Prendiamo, non proprio a caso, l’esempio del problema Cittadella che sovrasta da qualche decennio questa Città e le sue diverse Amministrazioni, restando tutt’ora largamente irrisolto, nel senso che  sappiamo abbastanza “da dove veniamo” ma non abbiamo tutt’ora un indirizzo di massima, discretamente attendibile nel suo complesso, del “dove andiamo”.

Non a caso continuano ad incombere sulla Cittadella, a livello di chiacchiere ma non solo, ipotesi di utilizzo multiplo-casuale (turistico, commerciale, ludico, culturale, sportivo etc.) che contribuiscono ad annebbiare lo sguardo pubblico sul futuro del complesso ex-militare. Sul quale futuro non c’è forza politica che non abbia manifestato, o manifesti, altisonanti speranze quanto ad attrattiva e sviluppo della città.

Alla fine, però, questa immaginifica spendita della Cittadella-Jolly sulle immancabili fortune alessandrine, sta generando una certa assuefazione alla ventilata grandeur e un ripiegamento sostanziale sugli usi della Fortezza sperimentati, in via casereccia, nei tanti anni scorsi, per eventi ed eventini della più varia natura e compatibilità. Logica sottostante e politicamente appagante: un po’ per uno fa male a nessuno!

E’in questo quadro di “bassa tensione” cittadellesca che si è potuto cogliere un bel caso di notizie  che – secondo quanto si diceva innanzi – non diventano informazione ma passano e vanno.

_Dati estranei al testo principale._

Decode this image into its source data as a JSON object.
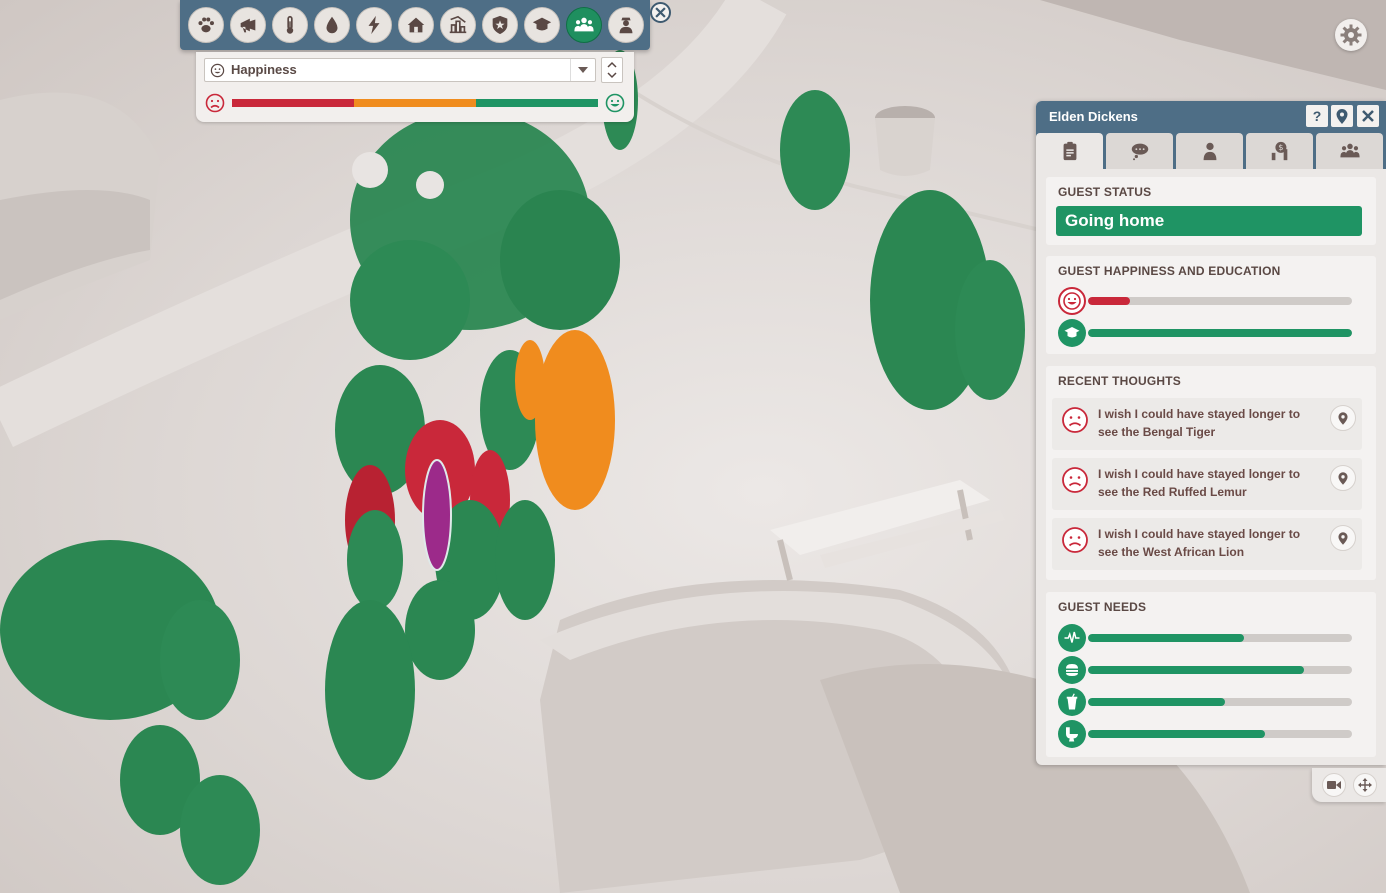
{
  "overlay": {
    "tools": [
      {
        "name": "paw-icon",
        "active": false
      },
      {
        "name": "megaphone-icon",
        "active": false
      },
      {
        "name": "thermometer-icon",
        "active": false
      },
      {
        "name": "water-drop-icon",
        "active": false
      },
      {
        "name": "lightning-icon",
        "active": false
      },
      {
        "name": "house-icon",
        "active": false
      },
      {
        "name": "chart-building-icon",
        "active": false
      },
      {
        "name": "security-badge-icon",
        "active": false
      },
      {
        "name": "graduation-cap-icon",
        "active": false
      },
      {
        "name": "guests-icon",
        "active": true
      },
      {
        "name": "staff-icon",
        "active": false
      }
    ],
    "selected_view": "Happiness",
    "legend_colors": [
      "#c9283a",
      "#f08c1e",
      "#1f9464"
    ]
  },
  "guest": {
    "name": "Elden Dickens",
    "status_title": "GUEST STATUS",
    "status": "Going home",
    "happiness_title": "GUEST HAPPINESS AND EDUCATION",
    "happiness": 0.16,
    "education": 1.0,
    "thoughts_title": "RECENT THOUGHTS",
    "thoughts": [
      {
        "line1": "I wish I could have stayed longer to",
        "line2": "see the Bengal Tiger"
      },
      {
        "line1": "I wish I could have stayed longer to",
        "line2": "see the Red Ruffed Lemur"
      },
      {
        "line1": "I wish I could have stayed longer to",
        "line2": "see the West African Lion"
      }
    ],
    "needs_title": "GUEST NEEDS",
    "needs": [
      {
        "icon": "heartbeat-icon",
        "value": 0.59
      },
      {
        "icon": "burger-icon",
        "value": 0.82
      },
      {
        "icon": "drink-icon",
        "value": 0.52
      },
      {
        "icon": "toilet-icon",
        "value": 0.67
      }
    ]
  },
  "colors": {
    "header": "#4e6e86",
    "good": "#1f9464",
    "bad": "#c9283a",
    "warn": "#f08c1e"
  }
}
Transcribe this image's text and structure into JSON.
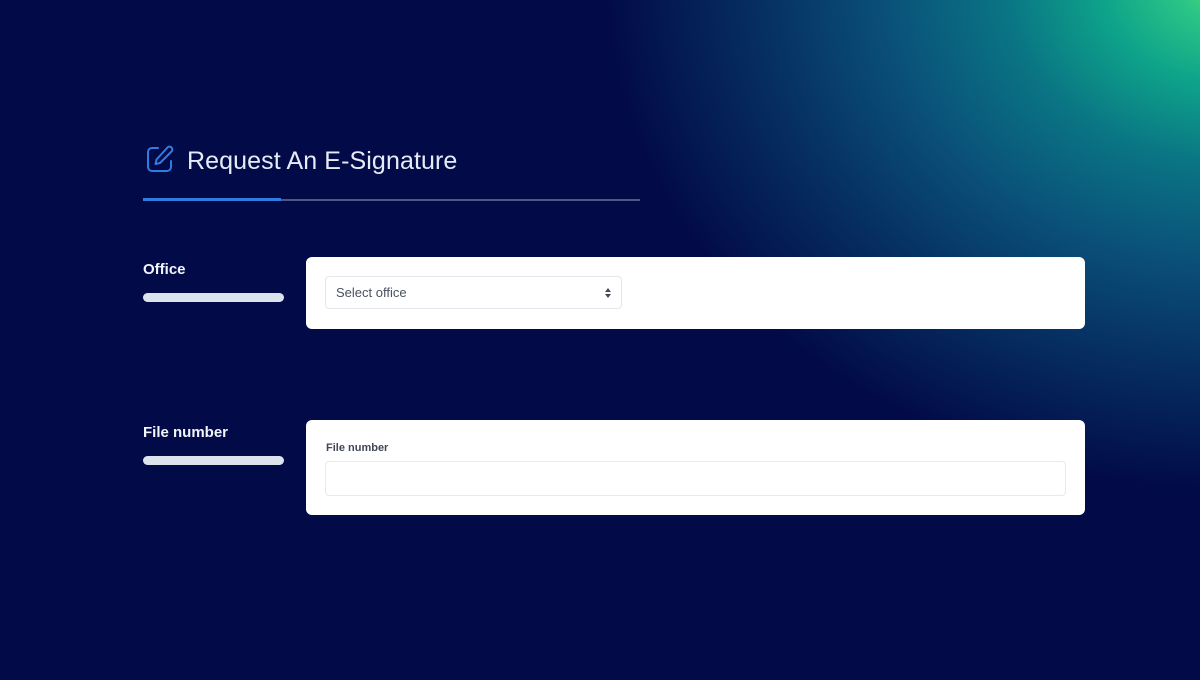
{
  "page": {
    "title": "Request An E-Signature",
    "title_icon": "edit-icon",
    "accent_color": "#2f7de1"
  },
  "office": {
    "label": "Office",
    "select_placeholder": "Select office",
    "select_icon": "sort-arrows-icon"
  },
  "file_number": {
    "label": "File number",
    "field_label": "File number",
    "value": "",
    "placeholder": ""
  }
}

A fine del febbraio scorso il FAI lanciava l’allarme e “AL-News” così titolava il 26.02: “Vandali in Cittadella: bastioni imbrattati e portoni rubati.”. Alla documentata denuncia (notizia) ha fatto seguito, per quanto ne so, un tranquillo e forse rassegnato silenzio (informazione), in particolare sui delicati e preliminari problemi di sicurezza e minimale gestione attuale del grande e complesso sito storico-militare.

Come dire? Accontentiamoci  ancora del nostrano“C’eravamo tanto amati”, poi qualcuno ci penserà.